Dr. Avery taught history at NAU for 22 years, retiring from the university in 2005.

She began her career at NAU in 1983 as a professor of history specializing in the American Southwest and Mormon history.

In 1984, Dr. Avery co-authored with Linda King Newell Mormon Enigma: Emma Hale Smith, and in 1998 she wrote From Mission to Madness: The Last Son of the Mormon Prophet. Both biographies won Utah State University’s prestigious Evans Biography Award for Best Western Biography.

“She was bold and revered as a scholar of Mormon history,” said Provost Liz Grobsmith. “She was a very spirited Western frontier devotee and was deeply engaged in Western history.”

Cynthia Kosso, chair of the history department, noted that while Dr. Avery was a prizewinning author and an expert in many facets of American history, her teaching was her greatest contribution to the university.

“Val touched the lives of many thousands of students here,” Kosso said. “Her teaching was tremendously influential, energetic, interactive, eye-opening, and even life-changing for some students.”

Students demonstrated their mutual respect for Dr. Avery when they selected her as the 2001 Homecoming Dedicatee.

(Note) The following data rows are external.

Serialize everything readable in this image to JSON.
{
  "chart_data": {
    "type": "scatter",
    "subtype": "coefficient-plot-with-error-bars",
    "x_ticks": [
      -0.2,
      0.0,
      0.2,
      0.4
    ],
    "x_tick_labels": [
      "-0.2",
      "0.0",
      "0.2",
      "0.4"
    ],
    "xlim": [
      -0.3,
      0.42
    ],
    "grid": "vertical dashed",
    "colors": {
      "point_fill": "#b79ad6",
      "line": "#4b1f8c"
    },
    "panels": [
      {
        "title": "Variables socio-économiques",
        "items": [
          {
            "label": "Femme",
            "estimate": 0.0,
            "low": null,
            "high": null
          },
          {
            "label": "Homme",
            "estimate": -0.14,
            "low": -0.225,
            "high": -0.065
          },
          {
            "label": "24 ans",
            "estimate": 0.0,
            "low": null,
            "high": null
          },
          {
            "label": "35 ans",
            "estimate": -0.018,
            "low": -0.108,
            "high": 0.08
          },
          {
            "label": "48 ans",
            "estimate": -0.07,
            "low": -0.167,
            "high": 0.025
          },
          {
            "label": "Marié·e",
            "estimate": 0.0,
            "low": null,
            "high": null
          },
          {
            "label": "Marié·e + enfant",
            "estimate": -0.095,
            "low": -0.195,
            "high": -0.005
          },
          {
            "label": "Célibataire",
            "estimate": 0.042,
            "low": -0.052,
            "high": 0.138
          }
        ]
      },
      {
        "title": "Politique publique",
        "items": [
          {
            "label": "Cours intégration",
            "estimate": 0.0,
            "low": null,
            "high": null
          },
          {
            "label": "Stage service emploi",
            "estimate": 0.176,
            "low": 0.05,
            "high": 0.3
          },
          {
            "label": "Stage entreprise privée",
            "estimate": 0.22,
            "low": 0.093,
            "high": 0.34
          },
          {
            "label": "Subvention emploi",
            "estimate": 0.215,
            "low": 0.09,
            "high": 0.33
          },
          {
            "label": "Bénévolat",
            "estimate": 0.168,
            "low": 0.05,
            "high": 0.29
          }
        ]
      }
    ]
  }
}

“Val had a passion about her students and wanted to make a difference in their lives,” Grobsmith said. “Her commitment to them is her greatest legacy to NAU.”

Dr. Avery earned her bachelor’s degree from Rocky Mountain College in Billings, Mont., in 1959. She earned her master’s and doctoral degrees in history from NAU in 1981 and 1983 respectively.

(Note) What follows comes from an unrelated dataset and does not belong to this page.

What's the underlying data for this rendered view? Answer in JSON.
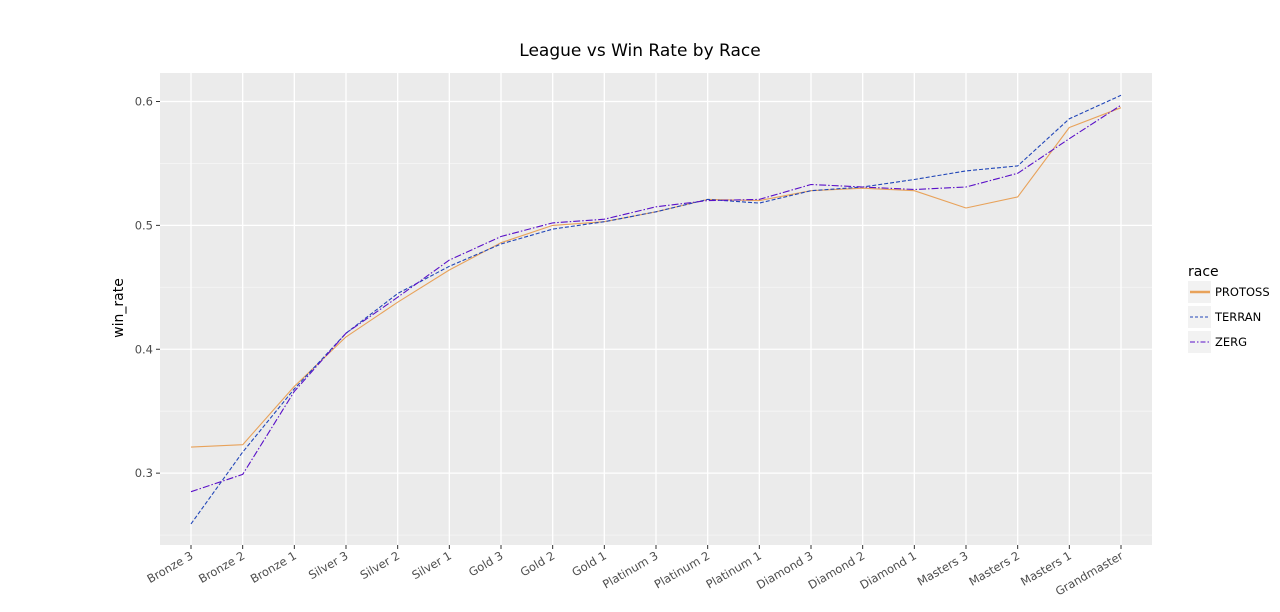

She was preceded in death by her husband Bryan Short, who taught English at NAU for 36 years and served as special assistant to President John Haeger. Short died in 2003.

She is survived by her daughter Maureen (Brian) Meyer; sons Christopher (Nancy), Nathan (Annette) and Thad (Laura); by Short’s daughter, Lisa (Bernhard) Fritsch and son Raymond, and 11 grandchildren. She is also survived by sisters Shirley Haynes, Sharon Rammell, Linda Tippetts, Julie Tippetts, and a brother, Allen Tippetts.

There will be a celebration of Dr. Avery’s life at 4 p.m. April 13 at the Arizona Snowbowl’s Hart Prairie Lodge. An endowment in her name has been established through the NAU Foundation, P.O. Box 4094, Flagstaff, AZ 86011-4094.